On ne lit ni avec la même intention ni avec la même attention, ni dans la même posture physique ni dans le même état d’esprit, une stèle porteuse d’inscriptions gravées, une tablette d’argile recouverte de caractères cunéiformes, un rouleau de papyrus, un parchemin manuscrit, un livre imprimé, un livre de poche, un livre numérisé sur une “liseuse”, un livre numérique dit “augmenté”, “enrichi” d’audio et de vidéo sur une tablette numérique, tactile et connectée, un livre-application sur un smartphone dans le métro, un site web sur un écran d’ordinateur, des informations sur l’écran de sa montre ou de ses lunettes connectées.
 
Alors que depuis le 1er siècle de notre ère nous lisions ordinairement sur l’interface du codex : feuilles pliées, réunies en cahiers reliés et protégés par une couverture, depuis la fin du siècle précédent et la désolidarisation des messages et de leurs supports, le nombre de dispositifs de lecture a été en moins de dix ans multiplié par dix (au moins). Potentiellement, toute surface pouvant afficher du texte devient de fait un dispositif de lecture, sans pour autant être un livre cependant.
 
Ces nouveaux dispositifs de lecture, réinscriptibles à loisirs, induisent inévitablement de nouvelles pratiques de lecture. Ces dernières se signalent par un certain nombre de caractères que nous pouvons rapidement lister de la façon suivante, quoique sans doute cavalière : fragmentation, connexion (téléchargement, streaming…), partages et commentaires, d’anciennes pratiques parfois aussi du temps des manuscrits et que nous redécouvrons. 
  
Je considère la révolution des dispositifs et des pratiques de lecture comme anthropologique, dans le sens où deux landmarks (des points de repère) qui nous apparaissaient comme éternels : d’une part, le lien indéfectible du message écrit et de son support, et, d’autre part et concomitamment, l’espace circonscrit d’inscription de la page, sont désormais désunis.
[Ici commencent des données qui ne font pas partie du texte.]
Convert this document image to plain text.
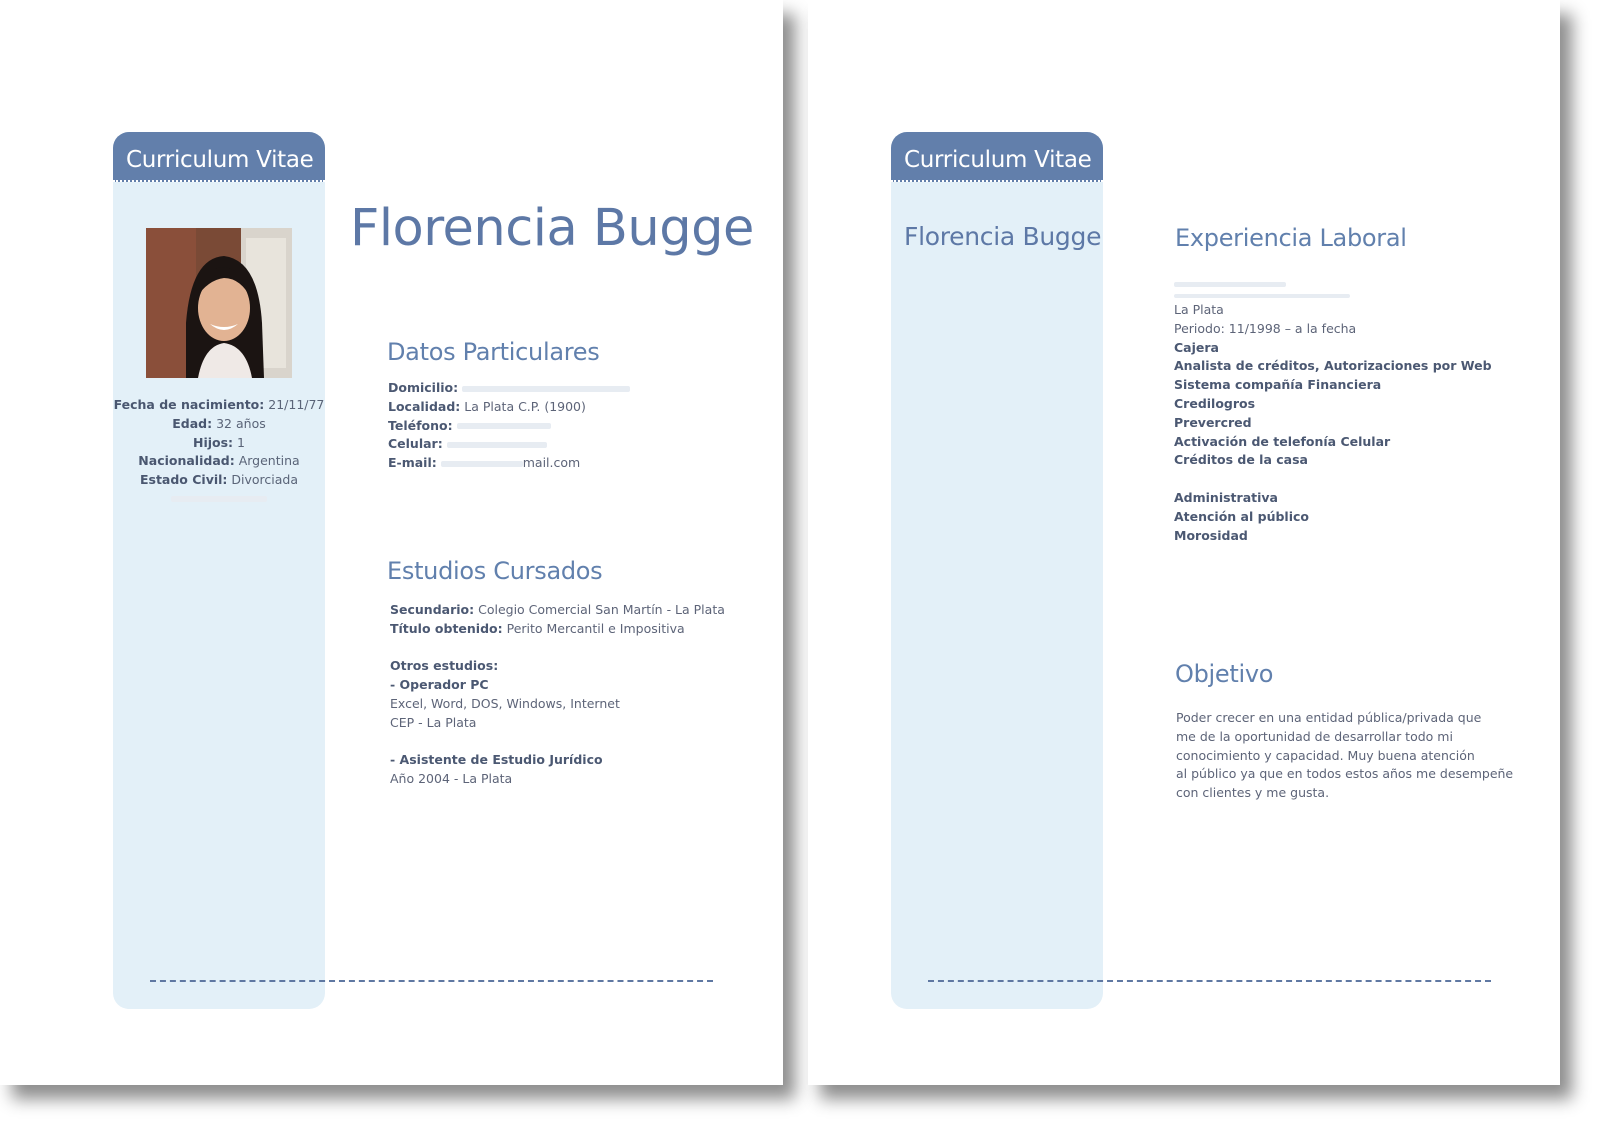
Curriculum Vitae
Fecha de nacimiento: 21/11/77
Edad: 32 años
Hijos: 1
Nacionalidad: Argentina
Estado Civil: Divorciada
Florencia Bugge
Datos Particulares
Domicilio:
Localidad: La Plata C.P. (1900)
Teléfono:
Celular:
E-mail:	mail.com
Estudios Cursados
Secundario: Colegio Comercial San Martín - La Plata
Título obtenido: Perito Mercantil e Impositiva
Otros estudios:
- Operador PC
Excel, Word, DOS, Windows, Internet
CEP - La Plata
- Asistente de Estudio Jurídico
Año 2004 - La Plata
Curriculum Vitae
Florencia Bugge	Experiencia Laboral
La Plata
Periodo: 11/1998 – a la fecha
Cajera
Analista de créditos, Autorizaciones por Web
Sistema compañía Financiera
Credilogros
Prevercred
Activación de telefonía Celular
Créditos de la casa
Administrativa
Atención al público
Morosidad
Objetivo
Poder crecer en una entidad pública/privada que
me de la oportunidad de desarrollar todo mi
conocimiento y capacidad. Muy buena atención
al público ya que en todos estos años me desempeñe
con clientes y me gusta.
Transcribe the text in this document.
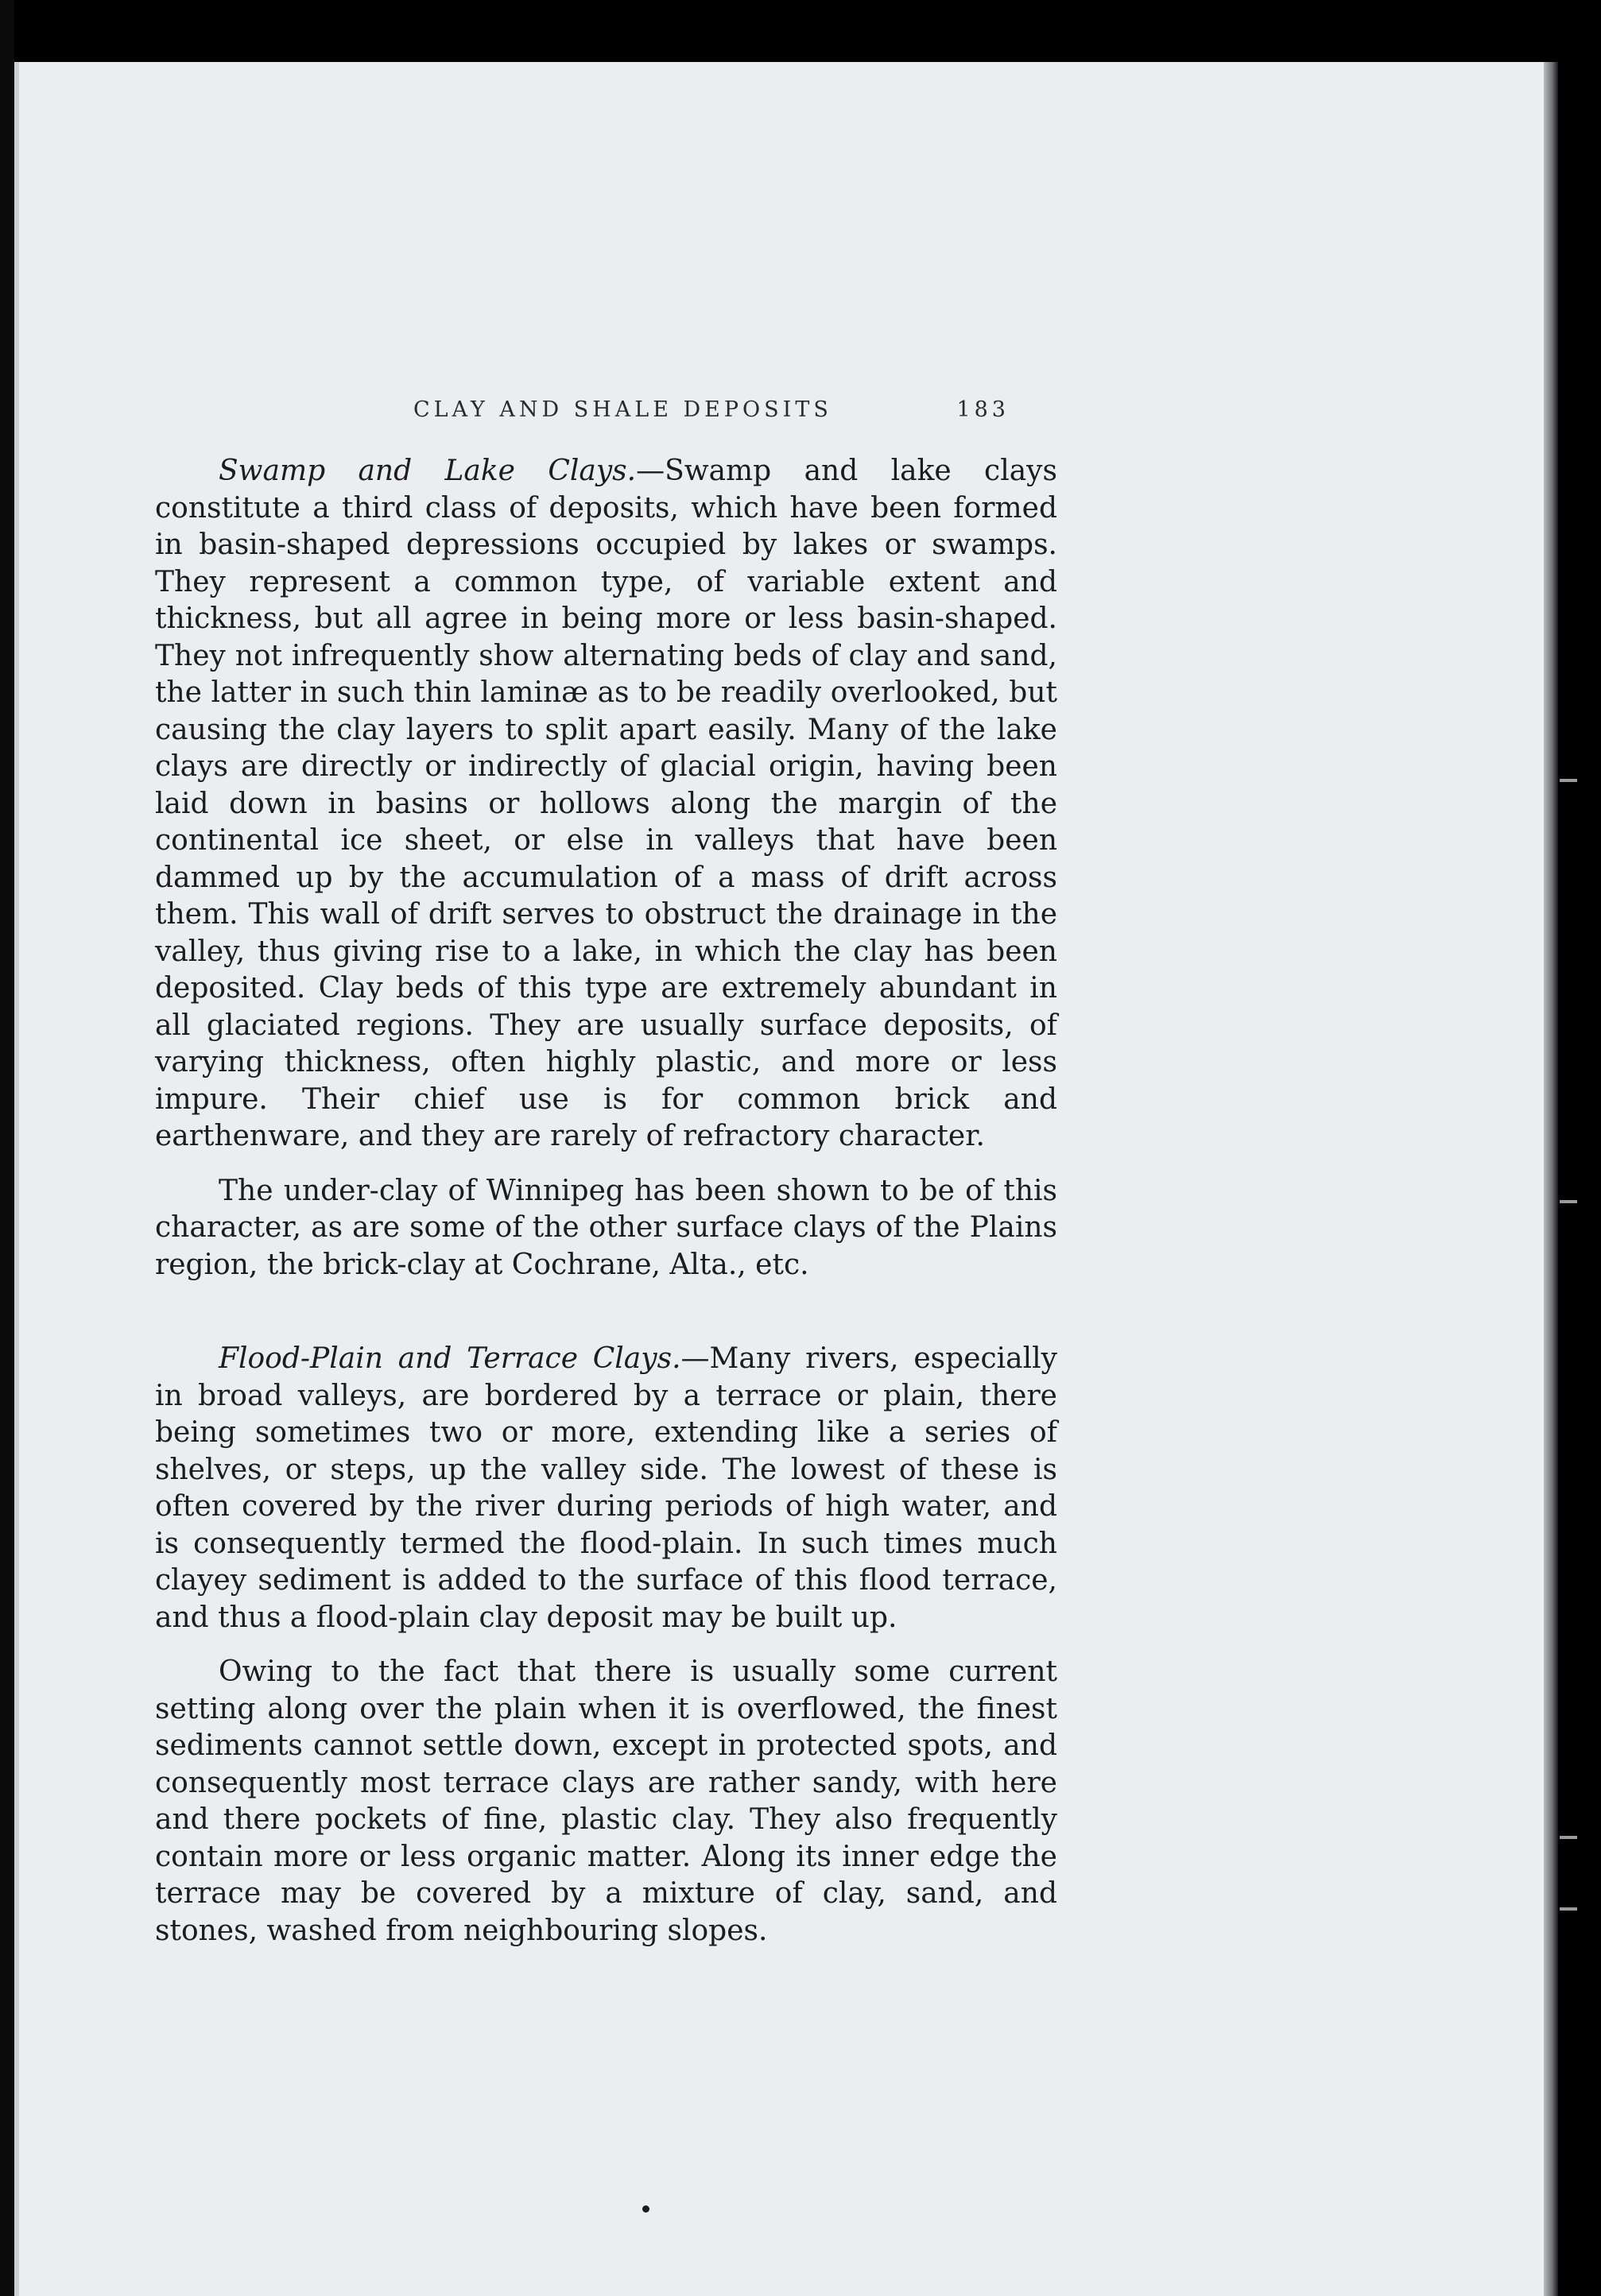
CLAY AND SHALE DEPOSITS	183

Swamp and Lake Clays.—Swamp and lake clays constitute a third class of deposits, which have been formed in basin-shaped depressions occupied by lakes or swamps. They represent a common type, of variable extent and thickness, but all agree in being more or less basin-shaped. They not infrequently show alternating beds of clay and sand, the latter in such thin laminæ as to be readily overlooked, but causing the clay layers to split apart easily. Many of the lake clays are directly or indirectly of glacial origin, having been laid down in basins or hollows along the margin of the continental ice sheet, or else in valleys that have been dammed up by the accumulation of a mass of drift across them. This wall of drift serves to obstruct the drainage in the valley, thus giving rise to a lake, in which the clay has been deposited. Clay beds of this type are extremely abundant in all glaciated regions. They are usually surface deposits, of varying thickness, often highly plastic, and more or less impure. Their chief use is for common brick and earthenware, and they are rarely of refractory character.

The under-clay of Winnipeg has been shown to be of this character, as are some of the other surface clays of the Plains region, the brick-clay at Cochrane, Alta., etc.

Flood-Plain and Terrace Clays.—Many rivers, especially in broad valleys, are bordered by a terrace or plain, there being sometimes two or more, extending like a series of shelves, or steps, up the valley side. The lowest of these is often covered by the river during periods of high water, and is consequently termed the flood-plain. In such times much clayey sediment is added to the surface of this flood terrace, and thus a flood-plain clay deposit may be built up.

Owing to the fact that there is usually some current setting along over the plain when it is overflowed, the finest sediments cannot settle down, except in protected spots, and consequently most terrace clays are rather sandy, with here and there pockets of fine, plastic clay. They also frequently contain more or less organic matter. Along its inner edge the terrace may be covered by a mixture of clay, sand, and stones, washed from neighbouring slopes.
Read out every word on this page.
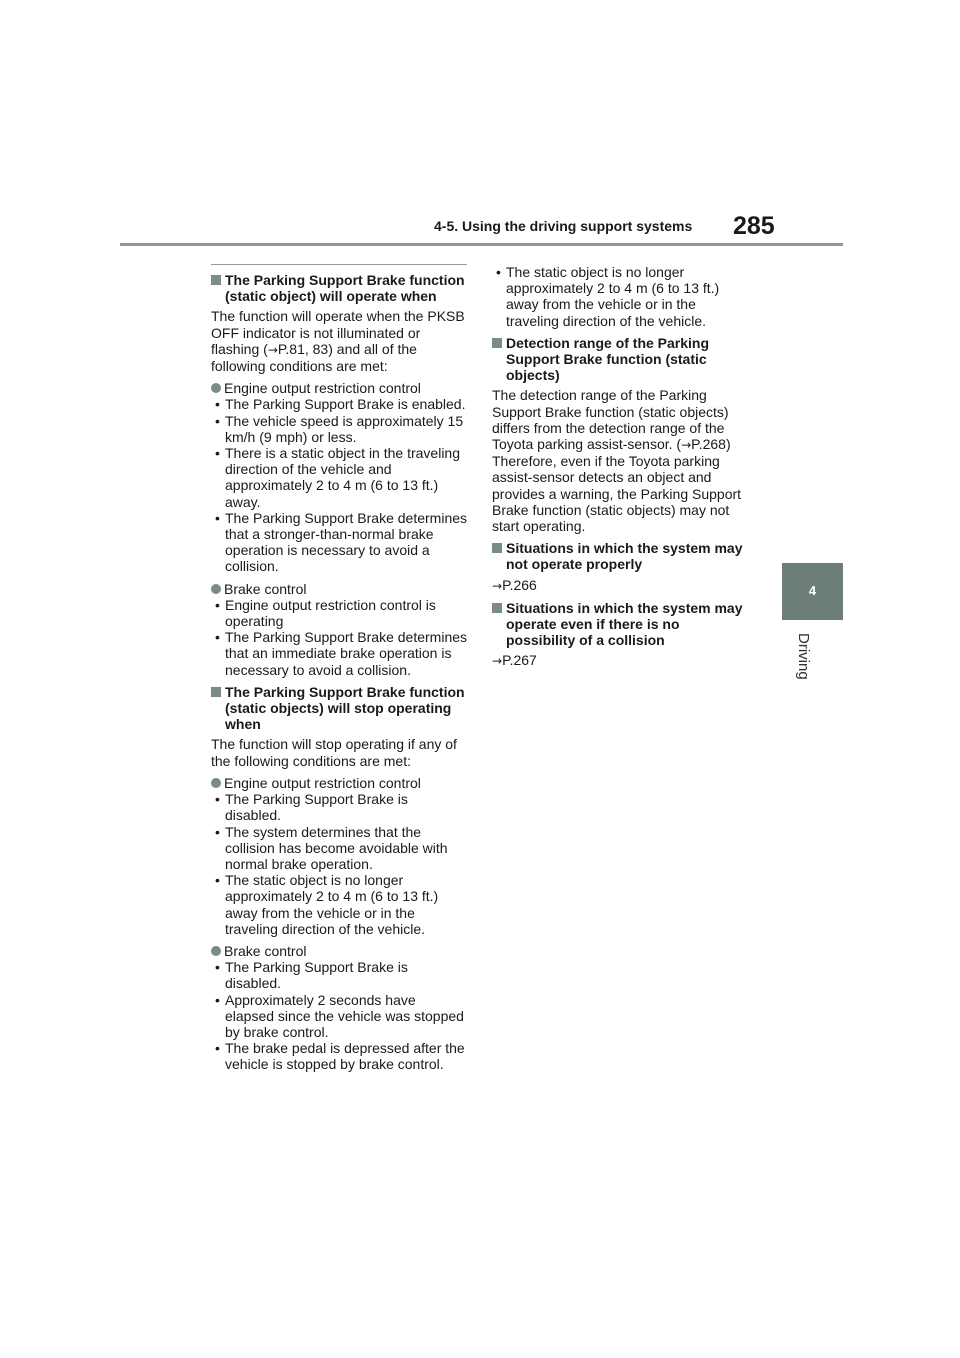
4-5. Using the driving support systems 285
4
Driving
The Parking Support Brake function (static object) will operate when

The function will operate when the PKSB OFF indicator is not illuminated or flashing (→P.81, 83) and all of the following conditions are met:

Engine output restriction control
• The Parking Support Brake is enabled.
• The vehicle speed is approximately 15 km/h (9 mph) or less.
• There is a static object in the traveling direction of the vehicle and approximately 2 to 4 m (6 to 13 ft.) away.
• The Parking Support Brake determines that a stronger-than-normal brake operation is necessary to avoid a collision.
Brake control
• Engine output restriction control is operating
• The Parking Support Brake determines that an immediate brake operation is necessary to avoid a collision.
The Parking Support Brake function (static objects) will stop operating when

The function will stop operating if any of the following conditions are met:

Engine output restriction control
• The Parking Support Brake is disabled.
• The system determines that the collision has become avoidable with normal brake operation.
• The static object is no longer approximately 2 to 4 m (6 to 13 ft.) away from the vehicle or in the traveling direction of the vehicle.
Brake control
• The Parking Support Brake is disabled.
• Approximately 2 seconds have elapsed since the vehicle was stopped by brake control.
• The brake pedal is depressed after the vehicle is stopped by brake control.
• The static object is no longer approximately 2 to 4 m (6 to 13 ft.) away from the vehicle or in the traveling direction of the vehicle.
Detection range of the Parking Support Brake function (static objects)

The detection range of the Parking Support Brake function (static objects) differs from the detection range of the Toyota parking assist-sensor. (→P.268) Therefore, even if the Toyota parking assist-sensor detects an object and provides a warning, the Parking Support Brake function (static objects) may not start operating.

Situations in which the system may not operate properly

→P.266

Situations in which the system may operate even if there is no possibility of a collision

→P.267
J’ai précédemment évoqué en filigrane dans le survol historique la dé-liaison, le divorce, ce dé-lire, du texte et de son plan d’écriture. La métamorphose des livres en tant que contenants, et, la volatilité du livre en tant que contenus, s’inscrit en creux dans le désencrage et le “désancrage” de la parole écrite. La notion de page, elle, comme espace rectangulaire délimité et saisissable par le regard, sur le modèle d’un vignoble, à l’œuvre sur les tablettes d’argile, les colonnes d’écriture des rouleaux, les feuilles des livres et les écrans successifs des sites web, est remise en question par quatre facteurs. Tout d’abord, les liens hypertextes (dont était précurseur en 1501 le dispositif de la roue à livres conçu par l’ingénieur italien Agostino Ramelli), puis, nous avons rapidement retrouvé sur nos écrans d’ordinateurs l’habitude du multifenêtrage (que nous avions perdu avec la normalisation de l’espace introduite par l’imprimerie à partir du 16e siècle), ensuite, des applications de lecture séquentielle (les mots y apparaissent au regard du lecteur successivement et rapidement un à un : le premier logiciel de ce type fut conçu à partir de 1996 par l’architecte designer strasbourgeois, Pierre Schweitzer, il s’appelait Mot@mot et a été breveté en avril 2001), enfin, l’infinite scroll inauguré par les réseaux sociaux (un réglage permettant au contenu des pages web de se charger progressivement et sans fin pendant que nous descendons la barre de défilement vertical). Alors devons-nous tourner la page de vingt siècles d’organisation spatiale de l’écriture-lecture ?
 
Gardons-nous de tout sensationnalisme dicté par les technophiles. Les observations, notamment oculométriques du Laboratoire des Usages en Technologies d'Information Numériques (Cité des sciences et de l’industrie, Paris), par exemple, ou les travaux du neurobiologiste Stanislas Dehaene, démontreraient que ce n’est pas le cortex cérébral qui au cours de l’évolution se serait modifié pour que nous puissions un jour lire des textes écrits, mais, les hommes qui ont dû adapter leurs systèmes d’écriture pour que la lecture leur soit plus facile et moins ambiguë. Nous devrons faire de même. Cette part d’accommodation humaine serait cependant soutenue par une certaine plasticité de nos circuits neuronaux aptes à répondre à de nouveaux besoins comme, par exemple, passer de la reconnaissance d’objets au déchiffrage d’écritures. Historiquement, les pratiques de lecture ont toujours évolué dans le temps conjointement à l’évolution des supports et des dispositifs de lecture, dont les lecteurs adaptaient progressivement l’usage à leurs possibilités cognitives.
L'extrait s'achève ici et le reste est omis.